The key idea here is to augment Google's PageRank with something I'll call FeedRank.


PageRank ranks pages based on the number of links to each page. FeedRank ranks pages based on how close they are to your feed reader.


FeedRank gives heaviest priority to your feeds, next-highest to feeds of others (OPML) you subscribe to (live OPML folders), then the feeds of others who are like you (OPML of your friends). Only then does it look at links on the Internet.

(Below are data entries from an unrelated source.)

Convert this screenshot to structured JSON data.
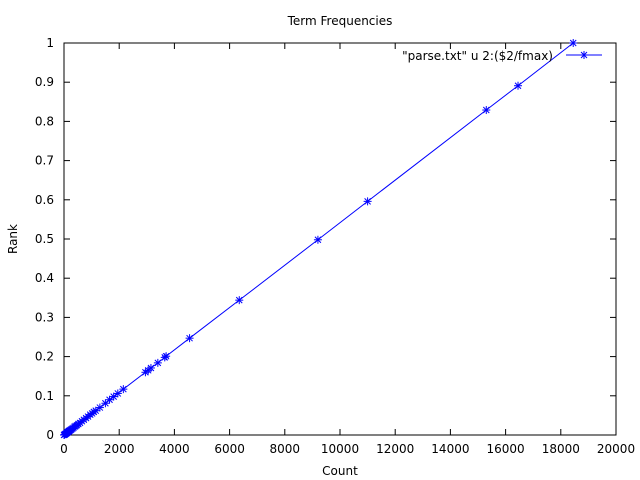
{
  "chart_data": {
    "type": "line",
    "title": "Term Frequencies",
    "xlabel": "Count",
    "ylabel": "Rank",
    "xlim": [
      0,
      20000
    ],
    "ylim": [
      0,
      1
    ],
    "x_ticks": [
      0,
      2000,
      4000,
      6000,
      8000,
      10000,
      12000,
      14000,
      16000,
      18000,
      20000
    ],
    "y_ticks": [
      0,
      0.1,
      0.2,
      0.3,
      0.4,
      0.5,
      0.6,
      0.7,
      0.8,
      0.9,
      1
    ],
    "grid": false,
    "legend_position": "top-right",
    "marker": "star",
    "series": [
      {
        "name": "\"parse.txt\" u 2:($2/fmax)",
        "color": "#0000ff",
        "x": [
          0,
          20,
          40,
          60,
          80,
          100,
          120,
          140,
          160,
          180,
          200,
          230,
          260,
          300,
          340,
          380,
          420,
          470,
          520,
          580,
          650,
          720,
          800,
          870,
          950,
          1020,
          1080,
          1150,
          1300,
          1500,
          1650,
          1800,
          1950,
          2150,
          2950,
          3050,
          3150,
          3400,
          3650,
          3700,
          4550,
          6350,
          9200,
          11000,
          15300,
          16450,
          18450
        ],
        "y": [
          0,
          0.001,
          0.002,
          0.003,
          0.004,
          0.005,
          0.0065,
          0.0075,
          0.0087,
          0.0098,
          0.011,
          0.0125,
          0.014,
          0.016,
          0.018,
          0.021,
          0.023,
          0.025,
          0.028,
          0.031,
          0.035,
          0.039,
          0.043,
          0.047,
          0.052,
          0.055,
          0.059,
          0.062,
          0.07,
          0.081,
          0.09,
          0.098,
          0.106,
          0.117,
          0.16,
          0.165,
          0.171,
          0.184,
          0.198,
          0.201,
          0.247,
          0.344,
          0.498,
          0.596,
          0.829,
          0.891,
          1.0
        ]
      }
    ]
  }
}
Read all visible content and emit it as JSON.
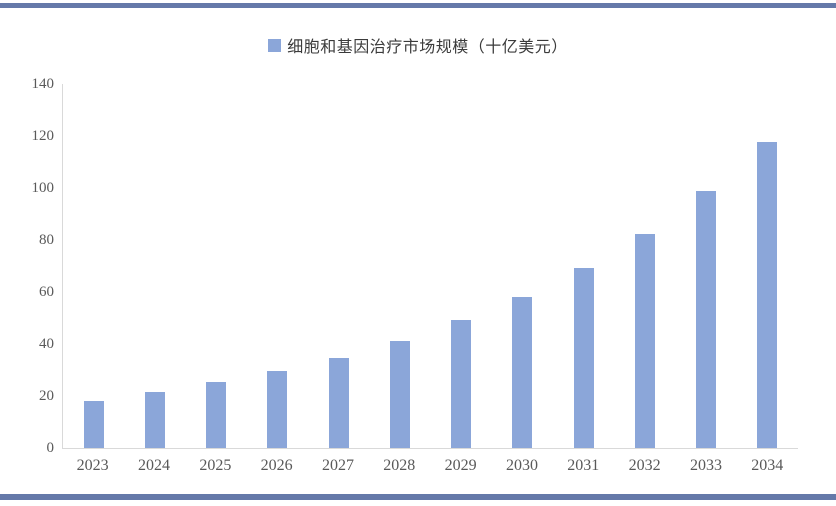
{
  "page": {
    "background": "#ffffff",
    "divider_color": "#6579a9"
  },
  "legend": {
    "label": "细胞和基因治疗市场规模（十亿美元）",
    "marker_color": "#8ba6d9"
  },
  "chart_data": {
    "type": "bar",
    "title": "",
    "xlabel": "",
    "ylabel": "",
    "categories": [
      "2023",
      "2024",
      "2025",
      "2026",
      "2027",
      "2028",
      "2029",
      "2030",
      "2031",
      "2032",
      "2033",
      "2034"
    ],
    "values": [
      18.1,
      21.4,
      25.2,
      29.5,
      34.8,
      41.2,
      49.1,
      58.2,
      69.1,
      82.4,
      98.7,
      117.8
    ],
    "series_name": "细胞和基因治疗市场规模（十亿美元）",
    "ylim": [
      0,
      140
    ],
    "yticks": [
      0,
      20,
      40,
      60,
      80,
      100,
      120,
      140
    ],
    "grid": false,
    "legend_position": "top-center",
    "bar_color": "#8ba6d9",
    "axis_line_color": "#d9d9d9",
    "tick_label_color": "#595959"
  }
}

FeedRank is more resistant to tampering than PageRank, because while PageRank ranks baded on links culled from the entire Web, including tons of sites placed there with the intention of gaming PageRank, FeedRank would contain the crucial added information of who you personally have chosen to trust OPML is key to the concept because it it allows you to increase the number of feeds in your cosmos by an order of magnitude thus providing fuel for FeedRanking. Note that while you'll want to read some of the OPML feeds (ala Dave Winer's Reading Lists idea, which I call "live OPML folders"), others will just be in your account for purposes of building your personal search engine.

1 comment:

Marshall Kirkpatrick said...

As a hack, I've been publishing OPML files that include one Feedburner file populated only with like an empty del.icio.us feed, then splicing in other feeds I discover later via FeedDigest, pipes, etc.